The Crimson Thread
Dates2020 - Ongoing
- Location Australia, Australia
The Crimson Thread is an ongoing photographic project that investigates the ubiquitous presence of Australia's colonial history and attempts to better understand the impacts of colonisation and white privilege on contemporary Australian society. Using speculative documentary photography, the work encourages viewers to question official histories and to consider how strongly our past still exists in the present. The title of the project is taken from a quote by Sir Henry Parkes, a British-born Australian colonial politician who described Australia’s connection to the British motherland as, “the crimson thread of kinship, which defined Australia as a bastion of ‘whiteness’ in the Asian region.”
The work to date has been created by retracing part of the Royal Tour of Australia made by Queen Elizabeth II & the Duke of Edinburgh in 1954. To document what the contemporary settler society of Australia looks like today, our ongoing connection to the British monarchy and to highlight how the incessant honouring of colonial history generates and sustains white privilege.

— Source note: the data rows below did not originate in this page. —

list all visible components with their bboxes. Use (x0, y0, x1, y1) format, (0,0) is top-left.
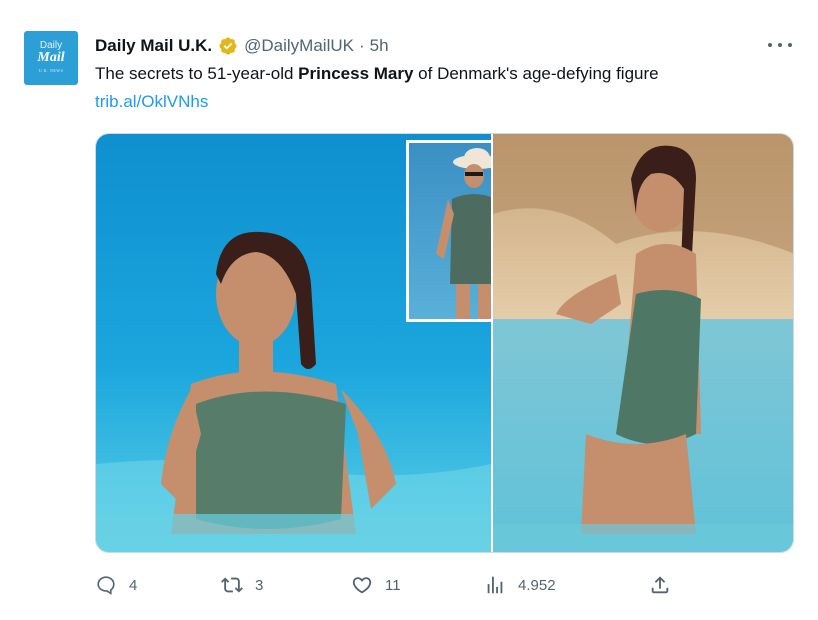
views-icon (487, 576, 503, 594)
reply-icon (97, 576, 115, 595)
share-icon (651, 576, 669, 594)
tweet-text-bold: Princess Mary (298, 64, 414, 83)
retweet-icon (221, 577, 243, 593)
like-icon (352, 577, 372, 594)
separator-dot: · (358, 36, 365, 55)
more-options-icon[interactable] (768, 36, 792, 54)
action-bar: 4 3 11 4.952 (95, 569, 695, 601)
reply-button[interactable]: 4 (95, 569, 137, 601)
like-button[interactable]: 11 (351, 569, 401, 601)
share-button[interactable] (649, 569, 671, 601)
author-name[interactable]: Daily Mail U.K. (95, 36, 212, 56)
author-handle[interactable]: @DailyMailUK (244, 36, 354, 56)
views-count: 4.952 (518, 576, 556, 594)
like-count: 11 (385, 576, 401, 594)
reply-count: 4 (129, 576, 138, 594)
avatar[interactable]: Daily Mail U.K. NEWS (24, 31, 78, 85)
tweet-header: Daily Mail U.K. @DailyMailUK · 5h (95, 35, 389, 57)
tweet-card[interactable]: Daily Mail U.K. NEWS Daily Mail U.K. @Da… (0, 0, 818, 620)
avatar-line-2: Mail (37, 50, 65, 65)
views-button[interactable]: 4.952 (484, 569, 556, 601)
timestamp[interactable]: 5h (370, 36, 389, 56)
verified-badge-icon[interactable] (218, 36, 238, 56)
tweet-text: The secrets to 51-year-old Princess Mary… (95, 64, 659, 84)
retweet-count: 3 (255, 576, 264, 594)
avatar-line-3: U.K. NEWS (38, 68, 64, 73)
tweet-media-image[interactable] (95, 133, 794, 553)
tweet-text-before: The secrets to 51-year-old (95, 64, 299, 83)
tweet-text-after: of Denmark's age-defying figure (413, 64, 659, 83)
retweet-button[interactable]: 3 (221, 569, 263, 601)
tweet-link[interactable]: trib.al/OklVNhs (95, 92, 208, 112)
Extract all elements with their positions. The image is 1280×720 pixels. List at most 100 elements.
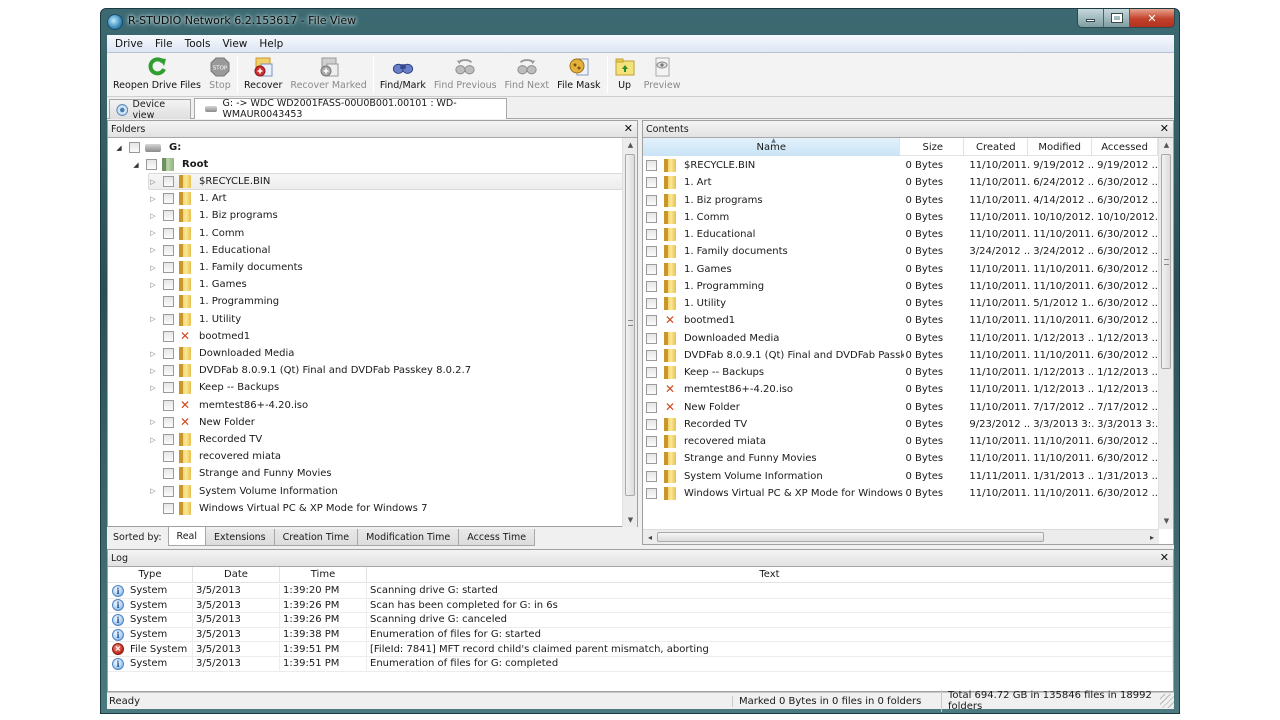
contents-row[interactable]: Strange and Funny Movies 0 Bytes 11/10/201… [643, 450, 1159, 467]
tree-node[interactable]: ▷ 1. Games [148, 276, 247, 293]
checkbox[interactable] [163, 262, 174, 273]
folders-vertical-scrollbar[interactable]: ▲ ▼ [622, 138, 637, 528]
file-mask-button[interactable]: File Mask [553, 53, 604, 97]
tree-node[interactable]: Windows Virtual PC & XP Mode for Windows… [148, 500, 427, 517]
checkbox[interactable] [163, 468, 174, 480]
log-column-date[interactable]: Date [193, 567, 280, 582]
checkbox[interactable] [646, 384, 657, 396]
tree-node[interactable]: ▷ 1. Educational [148, 242, 270, 259]
expand-icon[interactable]: ▷ [148, 384, 158, 392]
contents-row[interactable]: 1. Educational 0 Bytes 11/10/2011... 11/10/… [643, 226, 1159, 243]
checkbox[interactable] [146, 159, 157, 170]
checkbox[interactable] [163, 348, 174, 359]
checkbox[interactable] [646, 194, 657, 206]
checkbox[interactable] [163, 176, 174, 187]
contents-row[interactable]: Keep -- Backups 0 Bytes 11/10/2011... 1/12/… [643, 364, 1159, 381]
column-header-modified[interactable]: Modified [1028, 138, 1093, 156]
checkbox[interactable] [646, 401, 657, 413]
expand-icon[interactable]: ▷ [148, 436, 158, 444]
checkbox[interactable] [646, 246, 657, 258]
checkbox[interactable] [646, 332, 657, 344]
contents-row[interactable]: ✕ bootmed1 0 Bytes 11/10/2011... 11/10/2011.… [643, 312, 1159, 329]
checkbox[interactable] [646, 470, 657, 482]
contents-row[interactable]: 1. Games 0 Bytes 11/10/2011... 11/10/2011..… [643, 261, 1159, 278]
tree-node[interactable]: ▷ Recorded TV [148, 431, 262, 448]
checkbox[interactable] [163, 313, 174, 325]
sort-tab-extensions[interactable]: Extensions [205, 529, 275, 546]
expand-icon[interactable]: ▷ [148, 315, 158, 323]
tree-node-drive[interactable]: ◢ G: [114, 139, 181, 156]
contents-row[interactable]: 1. Utility 0 Bytes 11/10/2011... 5/1/2012 1… [643, 295, 1159, 312]
checkbox[interactable] [163, 502, 174, 514]
checkbox[interactable] [129, 142, 140, 153]
scroll-up-icon[interactable]: ▲ [1159, 138, 1174, 153]
checkbox[interactable] [163, 210, 174, 222]
title-bar[interactable]: R-STUDIO Network 6.2.153617 - File View … [101, 9, 1179, 35]
contents-row[interactable]: 1. Art 0 Bytes 11/10/2011... 6/24/2012 ... 6… [643, 174, 1159, 191]
checkbox[interactable] [646, 280, 657, 292]
sort-tab-modification-time[interactable]: Modification Time [357, 529, 460, 546]
log-row[interactable]: i System 3/5/2013 1:39:51 PM Enumeration of … [108, 657, 1173, 672]
resize-grip[interactable] [1160, 694, 1174, 708]
checkbox[interactable] [646, 177, 657, 189]
scroll-left-icon[interactable]: ◂ [643, 530, 657, 545]
minimize-button[interactable] [1078, 9, 1104, 27]
tree-node[interactable]: ▷ DVDFab 8.0.9.1 (Qt) Final and DVDFab Pa… [148, 362, 471, 379]
checkbox[interactable] [163, 365, 174, 377]
preview-button[interactable]: Preview [640, 53, 685, 97]
scroll-down-icon[interactable]: ▼ [1159, 514, 1174, 529]
contents-row[interactable]: System Volume Information 0 Bytes 11/11/20… [643, 468, 1159, 485]
expand-icon[interactable]: ▷ [148, 229, 158, 237]
menu-file[interactable]: File [149, 38, 179, 50]
log-column-text[interactable]: Text [367, 567, 1173, 582]
log-column-type[interactable]: Type [108, 567, 193, 582]
expand-icon[interactable]: ▷ [148, 246, 158, 254]
scrollbar-thumb[interactable] [625, 154, 635, 496]
up-button[interactable]: Up [610, 53, 640, 97]
close-contents-pane-icon[interactable]: ✕ [1160, 122, 1169, 135]
expand-icon[interactable]: ▷ [148, 195, 158, 203]
contents-row[interactable]: ✕ memtest86+-4.20.iso 0 Bytes 11/10/2011...… [643, 381, 1159, 398]
checkbox[interactable] [163, 434, 174, 445]
tree-node[interactable]: ✕ bootmed1 [148, 328, 250, 345]
menu-drive[interactable]: Drive [109, 38, 149, 50]
find-previous-button[interactable]: Find Previous [430, 53, 501, 97]
tree-node[interactable]: ▷ System Volume Information [148, 483, 338, 500]
contents-row[interactable]: Recorded TV 0 Bytes 9/23/2012 ... 3/3/2013 … [643, 416, 1159, 433]
contents-row[interactable]: recovered miata 0 Bytes 11/10/2011... 11/10… [643, 433, 1159, 450]
expand-icon[interactable]: ▷ [148, 281, 158, 289]
tree-node[interactable]: ▷ ✕ New Folder [148, 414, 255, 431]
tree-node[interactable]: ▷ 1. Comm [148, 225, 244, 242]
checkbox[interactable] [163, 296, 174, 308]
expand-icon[interactable]: ▷ [148, 367, 158, 375]
sort-tab-creation-time[interactable]: Creation Time [273, 529, 359, 546]
tree-node[interactable]: ▷ Downloaded Media [148, 345, 294, 362]
find-next-button[interactable]: Find Next [501, 53, 554, 97]
expand-icon[interactable]: ▷ [148, 212, 158, 220]
contents-horizontal-scrollbar[interactable]: ◂ ▸ [643, 529, 1159, 544]
sort-tab-access-time[interactable]: Access Time [458, 529, 536, 546]
tree-node[interactable]: ▷ 1. Art [148, 190, 227, 207]
expand-icon[interactable]: ▷ [148, 418, 158, 426]
checkbox[interactable] [163, 279, 174, 291]
menu-view[interactable]: View [216, 38, 253, 50]
tab-drive-g[interactable]: G: -> WDC WD2001FASS-00U0B001.00101 : WD… [194, 98, 507, 120]
checkbox[interactable] [163, 416, 174, 428]
close-button[interactable]: ✕ [1130, 9, 1174, 27]
tab-device-view[interactable]: Device view [109, 99, 191, 121]
tree-node[interactable]: ▷ 1. Family documents [148, 259, 303, 276]
tree-node[interactable]: Strange and Funny Movies [148, 465, 332, 482]
log-column-time[interactable]: Time [280, 567, 367, 582]
column-header-size[interactable]: Size [900, 138, 965, 156]
collapse-icon[interactable]: ◢ [131, 161, 141, 169]
tree-node[interactable]: recovered miata [148, 448, 281, 465]
maximize-button[interactable] [1104, 9, 1130, 27]
collapse-icon[interactable]: ◢ [114, 144, 124, 152]
checkbox[interactable] [646, 487, 657, 499]
scrollbar-thumb[interactable] [657, 532, 1044, 542]
checkbox[interactable] [646, 367, 657, 378]
checkbox[interactable] [163, 330, 174, 342]
contents-row[interactable]: Windows Virtual PC & XP Mode for Windows… [643, 485, 1159, 502]
checkbox[interactable] [646, 229, 657, 240]
checkbox[interactable] [163, 193, 174, 205]
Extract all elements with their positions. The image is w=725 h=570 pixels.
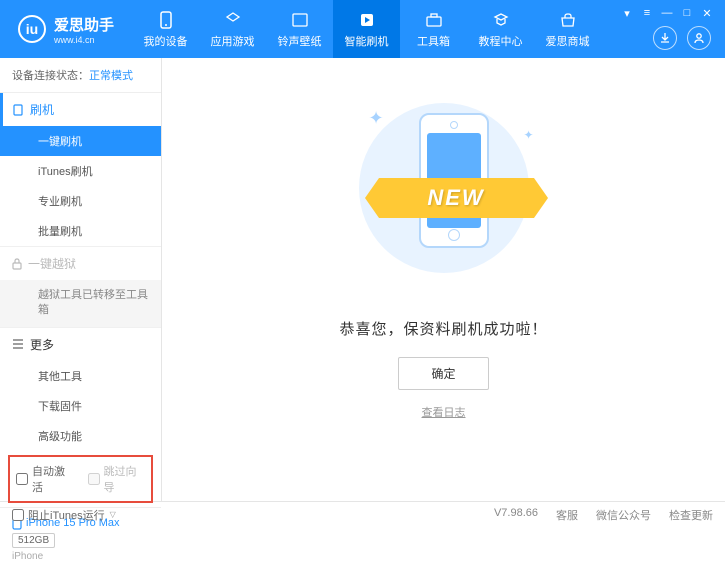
top-nav: 我的设备 应用游戏 铃声壁纸 智能刷机 工具箱 教程中心 爱思商城 — [132, 0, 601, 58]
nav-label: 教程中心 — [479, 33, 523, 49]
nav-label: 智能刷机 — [345, 33, 389, 49]
view-log-link[interactable]: 查看日志 — [422, 404, 466, 420]
checkbox-auto-activate[interactable]: 自动激活 — [16, 463, 74, 495]
user-button[interactable] — [687, 26, 711, 50]
sidebar-item-advanced[interactable]: 高级功能 — [0, 421, 161, 451]
sidebar: 设备连接状态：正常模式 刷机 一键刷机 iTunes刷机 专业刷机 批量刷机 一… — [0, 58, 162, 501]
nav-apps[interactable]: 应用游戏 — [199, 0, 266, 58]
nav-ringtone[interactable]: 铃声壁纸 — [266, 0, 333, 58]
sidebar-item-download-firmware[interactable]: 下载固件 — [0, 391, 161, 421]
options-highlighted-box: 自动激活 跳过向导 — [8, 455, 153, 503]
shop-icon — [558, 10, 578, 30]
settings-icon[interactable]: ≡ — [639, 6, 655, 20]
nav-toolbox[interactable]: 工具箱 — [400, 0, 467, 58]
app-icon — [223, 10, 243, 30]
menu-icon[interactable]: ▾ — [619, 6, 635, 20]
maximize-button[interactable]: □ — [679, 6, 695, 20]
sidebar-item-batch-flash[interactable]: 批量刷机 — [0, 216, 161, 246]
sidebar-item-onekey-flash[interactable]: 一键刷机 — [0, 126, 161, 156]
nav-label: 工具箱 — [417, 33, 450, 49]
new-ribbon: NEW — [379, 178, 534, 218]
footer-link-wechat[interactable]: 微信公众号 — [596, 507, 651, 523]
device-type: iPhone — [12, 551, 149, 562]
nav-my-device[interactable]: 我的设备 — [132, 0, 199, 58]
nav-tutorial[interactable]: 教程中心 — [467, 0, 534, 58]
success-illustration: ✦ ✦ NEW — [344, 88, 544, 288]
flash-icon — [357, 10, 377, 30]
checkbox-block-itunes[interactable]: 阻止iTunes运行 — [12, 507, 105, 523]
logo-area: iu 爱思助手 www.i4.cn — [0, 14, 132, 45]
dropdown-icon[interactable]: ▽ — [110, 510, 116, 519]
connection-status: 设备连接状态：正常模式 — [0, 58, 161, 93]
sidebar-group-jailbreak: 一键越狱 — [0, 247, 161, 280]
sidebar-group-flash[interactable]: 刷机 — [0, 93, 161, 126]
logo-icon: iu — [18, 15, 46, 43]
main-content: ✦ ✦ NEW 恭喜您，保资料刷机成功啦！ 确定 查看日志 — [162, 58, 725, 501]
footer-link-update[interactable]: 检查更新 — [669, 507, 713, 523]
ok-button[interactable]: 确定 — [398, 357, 488, 390]
app-header: iu 爱思助手 www.i4.cn 我的设备 应用游戏 铃声壁纸 智能刷机 工具… — [0, 0, 725, 58]
nav-shop[interactable]: 爱思商城 — [534, 0, 601, 58]
sparkle-icon: ✦ — [369, 108, 384, 129]
tutorial-icon — [491, 10, 511, 30]
status-mode: 正常模式 — [89, 70, 133, 82]
nav-label: 铃声壁纸 — [278, 33, 322, 49]
brand-name: 爱思助手 — [54, 14, 114, 35]
nav-label: 爱思商城 — [546, 33, 590, 49]
sparkle-icon: ✦ — [523, 128, 533, 142]
sidebar-item-pro-flash[interactable]: 专业刷机 — [0, 186, 161, 216]
brand-url: www.i4.cn — [54, 35, 114, 45]
sidebar-item-itunes-flash[interactable]: iTunes刷机 — [0, 156, 161, 186]
footer-link-support[interactable]: 客服 — [556, 507, 578, 523]
download-button[interactable] — [653, 26, 677, 50]
phone-icon — [156, 10, 176, 30]
wallpaper-icon — [290, 10, 310, 30]
sidebar-item-other-tools[interactable]: 其他工具 — [0, 361, 161, 391]
more-icon — [12, 339, 24, 349]
lock-icon — [12, 258, 22, 270]
toolbox-icon — [424, 10, 444, 30]
minimize-button[interactable]: — — [659, 6, 675, 20]
version-label: V7.98.66 — [494, 507, 538, 523]
nav-label: 我的设备 — [144, 33, 188, 49]
success-message: 恭喜您，保资料刷机成功啦！ — [339, 318, 547, 339]
sidebar-group-more[interactable]: 更多 — [0, 328, 161, 361]
flash-small-icon — [12, 104, 24, 116]
nav-label: 应用游戏 — [211, 33, 255, 49]
device-storage: 512GB — [12, 533, 55, 548]
checkbox-skip-setup[interactable]: 跳过向导 — [88, 463, 146, 495]
nav-flash[interactable]: 智能刷机 — [333, 0, 400, 58]
sidebar-jailbreak-note: 越狱工具已转移至工具箱 — [0, 280, 161, 327]
close-button[interactable]: ✕ — [699, 6, 715, 20]
window-controls: ▾ ≡ — □ ✕ — [619, 6, 715, 20]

Alongside the documentary approach, the project combines four visual pillars. Australian landscapes by which history is reimagined through the eyes of British invaders descending on this strange new land. A series of objects representing the ideas of 'progress' that drove imperialism. Staged portraits to each depict a paradigm introduced by colonialism that persists in society today. The work is produced on 120mm film and these approaches are intertwined with archival material related to the 1954 Royal Tour of Australia and key political standpoints from throughout the 20th century, such as the White Australia immigration policies.